I have no truck with hooligans, whether the target of their ire is public property or private. I will not shed tears for them when they are prosecuted to the fullest extent of the law. I will also probably discount their pleas for mitigation because mobs can never mitigate the damage they do when they go on a rampage. Be that as it may, I also have no truck with the excessive use of force by policemen, especially paramilitary police forces such as the Fanya Fujo Uone General Service Unit, GSU.

It is only the dimmest police commandant who forgets that university students the world over are the most indisciplined animals on God's Green Earth. University students are flush with their first full opportunity at hedonistic freedoms and for most if not all of them, hormonal imbalances tend to rule them. The University of Nairobi student population might go to extremes, but it is no different from the sniffy mummy's boys of Harvard or Yale. So it beggars belief that neither the Vice-Chancellor of the University of Nairobi nor the Inspector-General of Police could have anticipated that the sham of an election that saw Babu Owino "re-elected" as SONU Chairman would lead to "heightened emotions" and, as is normal for the university when emotions are heightened, street riots and violence.

Prof Mbithi is not a stranger to student elections at the university having been a senior don for many years. He is intimately familiar with the psychology, some would say psychosis, of the average University of Nairobi student. Why he, his Council and his Senate have failed to come up with a viable strategy for addressing student politics, and its aftermath, remains a mystery. What is even more baffling is the continued leaden-footedness of the Inspector-General and the Central Police Officer Commanding Station; every time there have been student elections, violence has not been far behind, whether in jubilation or frustration at the results. Why he and his officers haven't deployed their famed counter-intelligence officers to prevent the violence, is another mystery, or why they never deploy it police at well after private motorists have tasted the wrath of irate students still one more.

I wonder if it is Uhuru Kenyatta's absence that allows such asinine policing decisions such as to deploy the GSU against university student-idiots. Yes, they destroyed private and public property. Yes, they were getting out of hand. Yes, the GSU have always been deployed to quell the restive madmen of the University of Nairobi using a combination of teargas, combat boots and rungus. But none of this means anything, knowing what we know about the University, its students and their poisoned history with the Government and the police. Especially in the President's desire to continue with the facade of "police reforms," deploying the GSU simply further undermines this comfortable fiction. The GSU, when deployed against university hotheads, are the proverbial thermonuclear weapon deployed against a mosquito, that is, they are a massive overreaction to a minor problem.

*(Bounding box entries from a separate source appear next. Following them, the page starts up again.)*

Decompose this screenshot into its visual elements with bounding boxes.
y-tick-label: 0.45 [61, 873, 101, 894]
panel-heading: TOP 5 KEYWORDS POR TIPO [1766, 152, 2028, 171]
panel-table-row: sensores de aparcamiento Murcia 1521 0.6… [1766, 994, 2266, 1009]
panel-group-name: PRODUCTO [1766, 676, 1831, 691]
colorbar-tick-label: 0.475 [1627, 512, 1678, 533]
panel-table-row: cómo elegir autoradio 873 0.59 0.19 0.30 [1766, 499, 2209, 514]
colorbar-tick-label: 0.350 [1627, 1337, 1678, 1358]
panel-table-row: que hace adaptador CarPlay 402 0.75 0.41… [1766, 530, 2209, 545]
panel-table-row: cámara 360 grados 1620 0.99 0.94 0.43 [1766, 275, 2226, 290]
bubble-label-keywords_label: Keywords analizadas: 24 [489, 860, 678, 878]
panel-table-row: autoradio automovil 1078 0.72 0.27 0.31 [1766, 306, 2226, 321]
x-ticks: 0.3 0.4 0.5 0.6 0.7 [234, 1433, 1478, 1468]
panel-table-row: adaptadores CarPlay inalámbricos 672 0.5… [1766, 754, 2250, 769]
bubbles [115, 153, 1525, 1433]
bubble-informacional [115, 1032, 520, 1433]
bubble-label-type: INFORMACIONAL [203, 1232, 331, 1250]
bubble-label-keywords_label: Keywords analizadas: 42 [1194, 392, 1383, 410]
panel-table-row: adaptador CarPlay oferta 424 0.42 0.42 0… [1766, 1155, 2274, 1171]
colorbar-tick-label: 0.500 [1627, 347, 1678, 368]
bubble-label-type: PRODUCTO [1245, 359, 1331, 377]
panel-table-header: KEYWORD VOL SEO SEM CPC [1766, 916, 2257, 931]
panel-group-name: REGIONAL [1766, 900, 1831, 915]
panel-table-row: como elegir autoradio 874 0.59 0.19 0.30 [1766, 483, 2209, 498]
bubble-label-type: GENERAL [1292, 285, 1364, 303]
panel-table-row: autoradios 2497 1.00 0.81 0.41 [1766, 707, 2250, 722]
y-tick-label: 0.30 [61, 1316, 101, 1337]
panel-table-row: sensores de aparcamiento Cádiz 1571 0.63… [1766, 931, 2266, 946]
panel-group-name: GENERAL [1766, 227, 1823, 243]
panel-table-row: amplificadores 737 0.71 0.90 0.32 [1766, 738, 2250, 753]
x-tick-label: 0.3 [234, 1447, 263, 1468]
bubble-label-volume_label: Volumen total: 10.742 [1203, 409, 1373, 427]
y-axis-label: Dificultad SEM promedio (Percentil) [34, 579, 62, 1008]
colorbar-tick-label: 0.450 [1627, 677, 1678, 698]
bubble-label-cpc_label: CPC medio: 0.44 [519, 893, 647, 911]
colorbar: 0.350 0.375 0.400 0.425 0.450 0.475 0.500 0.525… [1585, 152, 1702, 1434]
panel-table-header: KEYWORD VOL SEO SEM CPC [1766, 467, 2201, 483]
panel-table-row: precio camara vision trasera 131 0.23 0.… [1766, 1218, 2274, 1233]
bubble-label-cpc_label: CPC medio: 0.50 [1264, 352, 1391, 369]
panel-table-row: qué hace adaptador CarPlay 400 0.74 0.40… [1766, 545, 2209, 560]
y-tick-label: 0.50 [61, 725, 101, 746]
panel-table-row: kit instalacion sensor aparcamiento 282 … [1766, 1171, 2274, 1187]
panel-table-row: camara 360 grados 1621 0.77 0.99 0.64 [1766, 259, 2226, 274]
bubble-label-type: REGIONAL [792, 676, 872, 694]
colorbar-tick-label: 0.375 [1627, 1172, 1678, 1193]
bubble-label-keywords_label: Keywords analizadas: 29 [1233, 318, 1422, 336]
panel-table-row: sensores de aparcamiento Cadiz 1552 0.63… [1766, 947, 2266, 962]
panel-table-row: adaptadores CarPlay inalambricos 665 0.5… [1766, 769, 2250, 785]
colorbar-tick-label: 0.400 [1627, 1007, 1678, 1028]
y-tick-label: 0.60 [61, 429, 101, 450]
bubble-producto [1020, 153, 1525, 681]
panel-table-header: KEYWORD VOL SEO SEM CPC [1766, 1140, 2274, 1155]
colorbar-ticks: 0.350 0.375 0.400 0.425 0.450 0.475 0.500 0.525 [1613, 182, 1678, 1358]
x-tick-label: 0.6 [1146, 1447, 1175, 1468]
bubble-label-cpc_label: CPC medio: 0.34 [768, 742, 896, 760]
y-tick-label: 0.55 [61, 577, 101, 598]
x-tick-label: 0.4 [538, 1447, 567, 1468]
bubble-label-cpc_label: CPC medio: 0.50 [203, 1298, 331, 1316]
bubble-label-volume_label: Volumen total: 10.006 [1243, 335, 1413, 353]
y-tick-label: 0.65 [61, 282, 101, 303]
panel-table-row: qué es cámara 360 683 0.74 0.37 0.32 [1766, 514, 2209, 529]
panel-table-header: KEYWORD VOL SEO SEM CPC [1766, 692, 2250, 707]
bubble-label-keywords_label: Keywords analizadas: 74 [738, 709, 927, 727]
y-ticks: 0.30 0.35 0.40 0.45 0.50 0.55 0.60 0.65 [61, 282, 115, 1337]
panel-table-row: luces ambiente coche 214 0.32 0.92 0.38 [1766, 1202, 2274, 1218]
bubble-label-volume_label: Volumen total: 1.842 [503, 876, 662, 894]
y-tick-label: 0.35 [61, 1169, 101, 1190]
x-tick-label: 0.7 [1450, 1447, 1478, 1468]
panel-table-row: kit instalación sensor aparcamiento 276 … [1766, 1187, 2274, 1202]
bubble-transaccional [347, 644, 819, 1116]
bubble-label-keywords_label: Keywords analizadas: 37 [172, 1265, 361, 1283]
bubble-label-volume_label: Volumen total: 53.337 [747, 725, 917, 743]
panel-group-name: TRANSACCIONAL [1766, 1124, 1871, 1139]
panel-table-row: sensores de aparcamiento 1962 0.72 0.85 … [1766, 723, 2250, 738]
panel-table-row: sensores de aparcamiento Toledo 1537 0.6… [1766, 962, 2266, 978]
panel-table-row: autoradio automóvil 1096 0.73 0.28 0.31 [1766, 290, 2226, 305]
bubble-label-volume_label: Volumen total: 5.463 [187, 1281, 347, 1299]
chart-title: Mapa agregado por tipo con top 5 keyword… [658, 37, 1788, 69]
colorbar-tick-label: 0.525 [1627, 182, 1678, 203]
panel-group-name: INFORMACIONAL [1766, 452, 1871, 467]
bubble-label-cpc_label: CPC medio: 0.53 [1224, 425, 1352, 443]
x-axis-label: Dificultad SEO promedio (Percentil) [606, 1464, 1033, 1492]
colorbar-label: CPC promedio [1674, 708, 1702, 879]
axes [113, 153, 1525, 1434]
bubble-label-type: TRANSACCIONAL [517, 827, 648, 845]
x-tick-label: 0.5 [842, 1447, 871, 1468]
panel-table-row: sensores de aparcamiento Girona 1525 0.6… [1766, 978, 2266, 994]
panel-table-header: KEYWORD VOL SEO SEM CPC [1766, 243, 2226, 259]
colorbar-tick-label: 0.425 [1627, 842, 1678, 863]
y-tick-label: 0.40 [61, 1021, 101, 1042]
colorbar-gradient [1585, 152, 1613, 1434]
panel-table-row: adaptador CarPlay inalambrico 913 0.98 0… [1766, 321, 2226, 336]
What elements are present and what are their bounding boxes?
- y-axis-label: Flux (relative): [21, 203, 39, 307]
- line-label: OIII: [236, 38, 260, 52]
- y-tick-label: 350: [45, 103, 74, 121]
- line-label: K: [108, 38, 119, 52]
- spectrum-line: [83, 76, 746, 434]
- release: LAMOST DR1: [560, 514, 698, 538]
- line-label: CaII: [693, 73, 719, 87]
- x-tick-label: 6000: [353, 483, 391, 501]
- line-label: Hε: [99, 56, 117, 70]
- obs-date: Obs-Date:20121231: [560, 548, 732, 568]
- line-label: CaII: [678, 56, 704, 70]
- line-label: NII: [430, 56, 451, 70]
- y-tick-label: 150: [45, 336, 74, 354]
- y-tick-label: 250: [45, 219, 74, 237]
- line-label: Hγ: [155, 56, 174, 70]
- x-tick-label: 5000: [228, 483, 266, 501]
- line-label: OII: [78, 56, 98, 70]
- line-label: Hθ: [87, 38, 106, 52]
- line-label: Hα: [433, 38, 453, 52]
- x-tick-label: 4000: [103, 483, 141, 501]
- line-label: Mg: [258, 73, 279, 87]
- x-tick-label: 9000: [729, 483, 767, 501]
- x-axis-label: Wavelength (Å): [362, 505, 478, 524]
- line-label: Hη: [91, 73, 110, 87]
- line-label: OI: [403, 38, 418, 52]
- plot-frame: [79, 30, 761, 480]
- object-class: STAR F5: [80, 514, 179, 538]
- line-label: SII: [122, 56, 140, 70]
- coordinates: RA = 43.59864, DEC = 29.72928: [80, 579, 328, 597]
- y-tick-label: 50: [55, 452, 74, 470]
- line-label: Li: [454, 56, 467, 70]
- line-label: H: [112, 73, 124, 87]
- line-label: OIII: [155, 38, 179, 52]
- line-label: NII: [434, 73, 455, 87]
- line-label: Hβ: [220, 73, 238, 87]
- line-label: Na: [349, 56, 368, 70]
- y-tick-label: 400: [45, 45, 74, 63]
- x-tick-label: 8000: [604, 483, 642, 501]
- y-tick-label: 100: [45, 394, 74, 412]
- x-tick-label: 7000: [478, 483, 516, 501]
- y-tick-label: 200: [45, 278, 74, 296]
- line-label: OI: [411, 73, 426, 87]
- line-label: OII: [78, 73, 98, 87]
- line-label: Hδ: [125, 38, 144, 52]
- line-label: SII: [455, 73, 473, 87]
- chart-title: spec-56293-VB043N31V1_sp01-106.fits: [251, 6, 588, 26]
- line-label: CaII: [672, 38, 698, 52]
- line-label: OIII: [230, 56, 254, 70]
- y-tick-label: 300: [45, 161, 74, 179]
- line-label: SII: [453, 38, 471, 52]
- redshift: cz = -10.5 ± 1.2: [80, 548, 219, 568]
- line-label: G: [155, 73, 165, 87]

What happened yesterday was asinine, both on the part of the students and the police, and it has led to the inevitable: an indefinite closure of the University. History repeats itself, first as tragedy and then as farce. It is no longer farcical what happens every time students protest some unfairness at their universities. It should not be normal to deploy a terrifying armed paramilitary force to pacify protesting students; instead, the police should be deployed to redirect human and vehicular traffic (yes, it will be inconvenient) away from the protesting students, and the University should have expert negotiators at the ready to listen to the students' grievances. A rapid pivot to violence sends sinister overtones, like is this how the massively grown GSU going to be deployed if we are unhappy with the 2017 general election results?